Memburuknya Kualitas Demokrasi

Harian Media Indonesia, Edisi Cetak Pagi-Forum 25 Juli 2008

Oleh:Yohanes.A.D.Fernandez

Multipartai dianggap oleh sebagian kalangan sebagai manifestasi nilai-nilai demokrasi. Dasar argumennya adalah hak setiap warga negara untuk berpartisipasi secara politik yang dijamin oleh UUD 45. Paska kejatuhan rezim Orde Baru, sistem multipartai yang pernah diterapkan pada Pemilu tahun 1955 kembali dicanangkan pada tahun 1999. Tercatat 48 partai politik bertarung pada Pemilu waktu itu, namun era baru multipartai ini ditanggapi sinis oleh sebagian pihak.
Transisi sistem Pemilu dari tripartai menjadi multipartai dinilai sulit diadaptasi oleh masyarakat awam. Masyarakat, khususnya yang berpendidikan rendah dan lansia, sangat kesulitan mengenali partai politik yang ingin dipilih. Maka yang terjadi adalah asal pilih yang justru jauh dari nilai demokrasi. Seharusnya masyarakat secara sadar berusaha untuk mencari tahu informasi yang komprehensif tentang parta-partai politik yang ingin dipilih, namun banyaknya parpol tidak memungkinkan hal itu terwujud. Pada konteks ini terjadilah paradoks. Multipartai yang semula mengusung nilai demokrasi, justru dapat menyebabkan buruknya kualitas demokrasi.

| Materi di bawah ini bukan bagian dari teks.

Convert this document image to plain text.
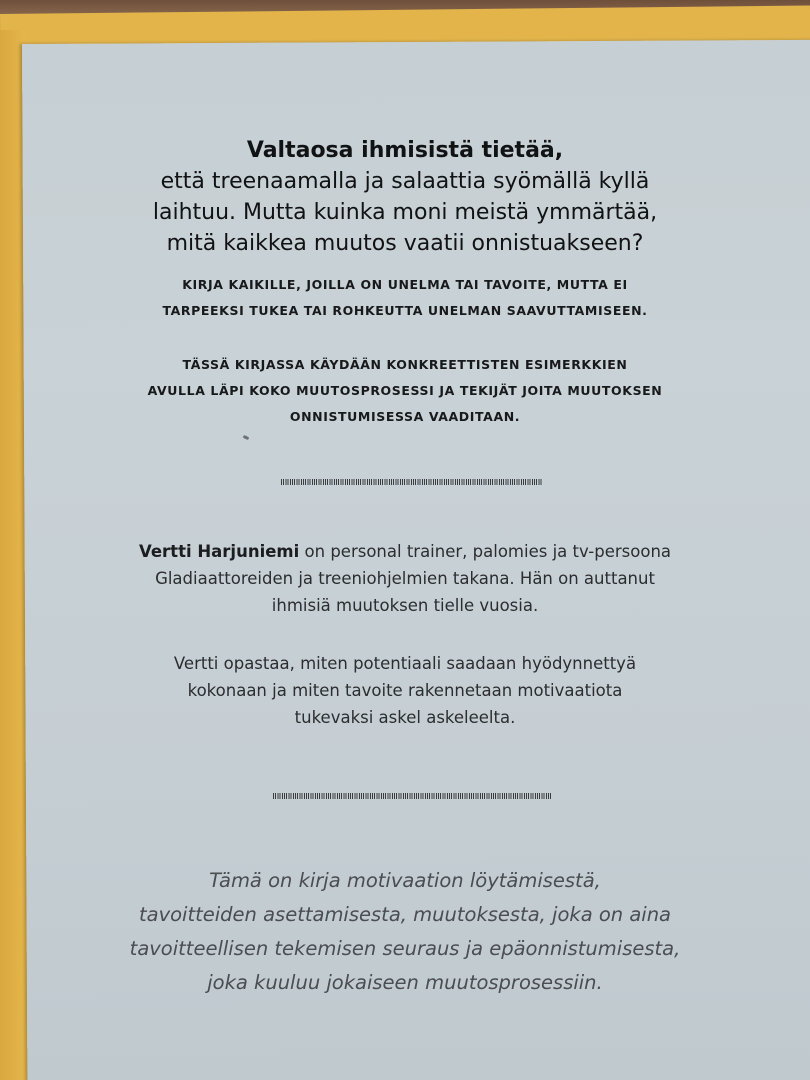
Valtaosa ihmisistä tietää,
että treenaamalla ja salaattia syömällä kyllä
laihtuu. Mutta kuinka moni meistä ymmärtää,
mitä kaikkea muutos vaatii onnistuakseen?
KIRJA KAIKILLE, JOILLA ON UNELMA TAI TAVOITE, MUTTA EI
TARPEEKSI TUKEA TAI ROHKEUTTA UNELMAN SAAVUTTAMISEEN.
TÄSSÄ KIRJASSA KÄYDÄÄN KONKREETTISTEN ESIMERKKIEN
AVULLA LÄPI KOKO MUUTOSPROSESSI JA TEKIJÄT JOITA MUUTOKSEN
ONNISTUMISESSA VAADITAAN.
Vertti Harjuniemi on personal trainer, palomies ja tv-persoona
Gladiaattoreiden ja treeniohjelmien takana. Hän on auttanut
ihmisiä muutoksen tielle vuosia.
Vertti opastaa, miten potentiaali saadaan hyödynnettyä
kokonaan ja miten tavoite rakennetaan motivaatiota
tukevaksi askel askeleelta.
Tämä on kirja motivaation löytämisestä,
tavoitteiden asettamisesta, muutoksesta, joka on aina
tavoitteellisen tekemisen seuraus ja epäonnistumisesta,
joka kuuluu jokaiseen muutosprosessiin.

Bercermin dari pengalaman tersebut, maka Komisi Pemilihan Umum (KPU) berusaha melakukan verifikasi secara ketat dan hanya menyisakan 24 partai politik yang dapat mengikuti Pemilu tahun 2004. Pengurangan jumlah partai politik ini diharapkan dapat menghasilkan pemilih yang kritis, namun pengumuman nama ke 34 partai politik yang lolos verifikasi faktual dan berhak mengikuti Pemilu tahun 2009 memupus harapan tersebut.

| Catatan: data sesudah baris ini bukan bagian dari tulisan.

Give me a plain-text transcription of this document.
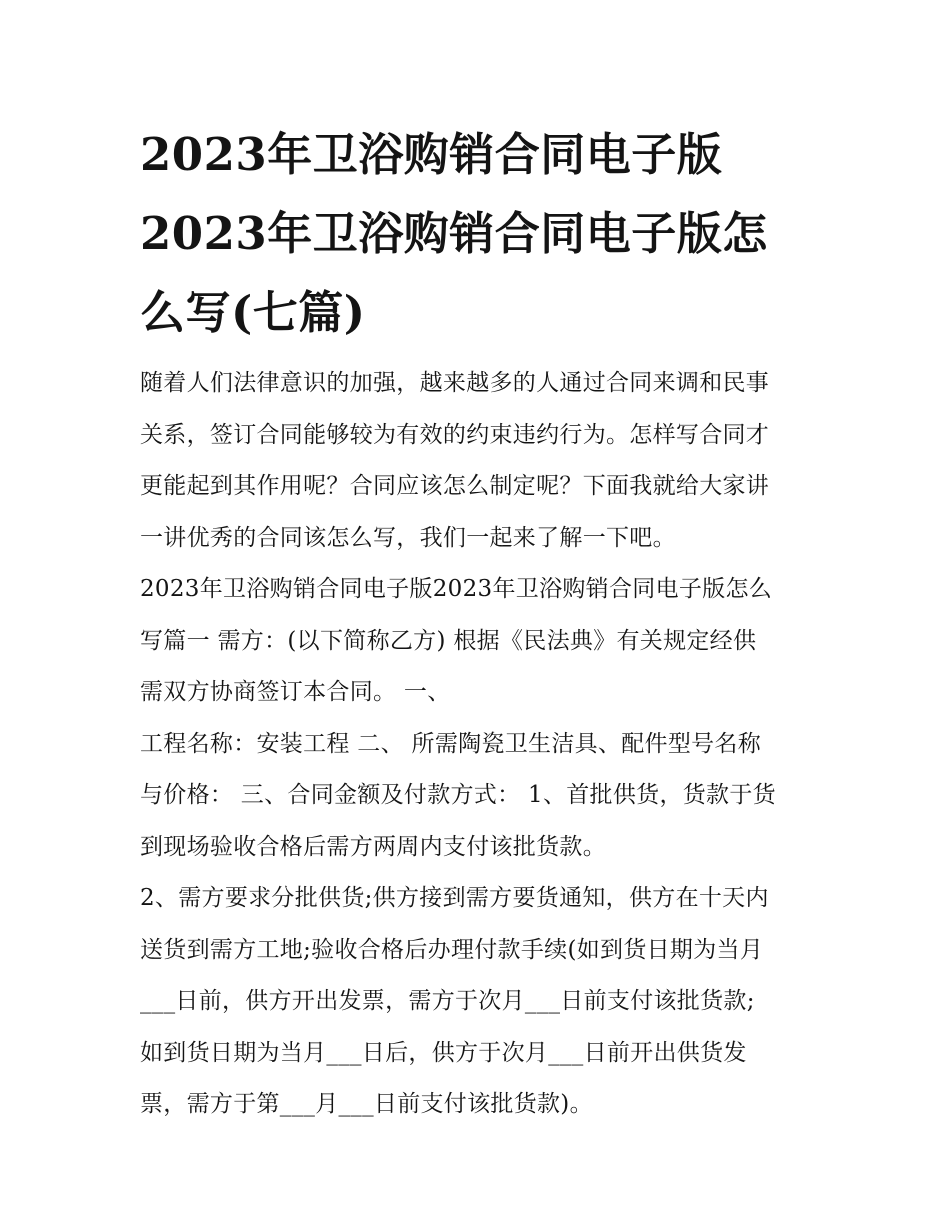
2023年卫浴购销合同电子版
2023年卫浴购销合同电子版怎
么写(七篇)

随着人们法律意识的加强，越来越多的人通过合同来调和民事
关系，签订合同能够较为有效的约束违约行为。怎样写合同才
更能起到其作用呢？合同应该怎么制定呢？下面我就给大家讲
一讲优秀的合同该怎么写，我们一起来了解一下吧。

2023年卫浴购销合同电子版2023年卫浴购销合同电子版怎么
写篇一 需方：(以下简称乙方) 根据《民法典》有关规定经供
需双方协商签订本合同。 一、

工程名称：安装工程 二、 所需陶瓷卫生洁具、配件型号名称
与价格： 三、合同金额及付款方式： 1、首批供货，货款于货
到现场验收合格后需方两周内支付该批货款。

2、需方要求分批供货;供方接到需方要货通知，供方在十天内
送货到需方工地;验收合格后办理付款手续(如到货日期为当月
___日前，供方开出发票，需方于次月___日前支付该批货款;
如到货日期为当月___日后，供方于次月___日前开出供货发
票，需方于第___月___日前支付该批货款)。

Selain memupus harapan akan pemilih yang cerdas dan kritis, jumlah parpol yang bertambah banyak juga menyisahkan kekhawatiran lain. Berbagai kekecewaan terhadap pemerintah dan parpol dapat mempengaruhi rendahnya antusiame masyarakat terhadap Pemilu kali ini. Indikasinya dapat dilihat dari meningkatnya golongan putih (golput) pada beberapa pilkada terakhir. Kondisi ini semakin diperparah dengan jumlah partai politik yang bertambah banyak, sehingga makin meningkatkan jumlah golongan putih (golput) pada Pemilu tahun 2009. Masyarakat yang memilih pun semakin malas untuk mengkritisi berbagai parpol tersebut, sehingga cara asal pilih pun tetap dilakukan. Mungkin kondisi ini sangat menguntungkan parpol yang menempati nomor urut awal, walaupun komitmennya terhadap kesejahteraan rakyat belum terbukti.

Sungguh ironis karena masyarakat yang kebingungan seperti memilih kucing dalam karung. Hasilnya akan menentukan masa depan Indonesia selama 5 tahun ke depan. Jika kondisinya demikian, maka dipastikan kualitas demokrasi di Indonesia semakin buruk. Legitimasi hasil Pemilu pada tahun 2009 pun sangat diragukan. Paradoks multipartai ini menandakan bahwa demokrasi di Indonesia masih sangat muda dan memerlukan waktu untuk menjadi dewasa.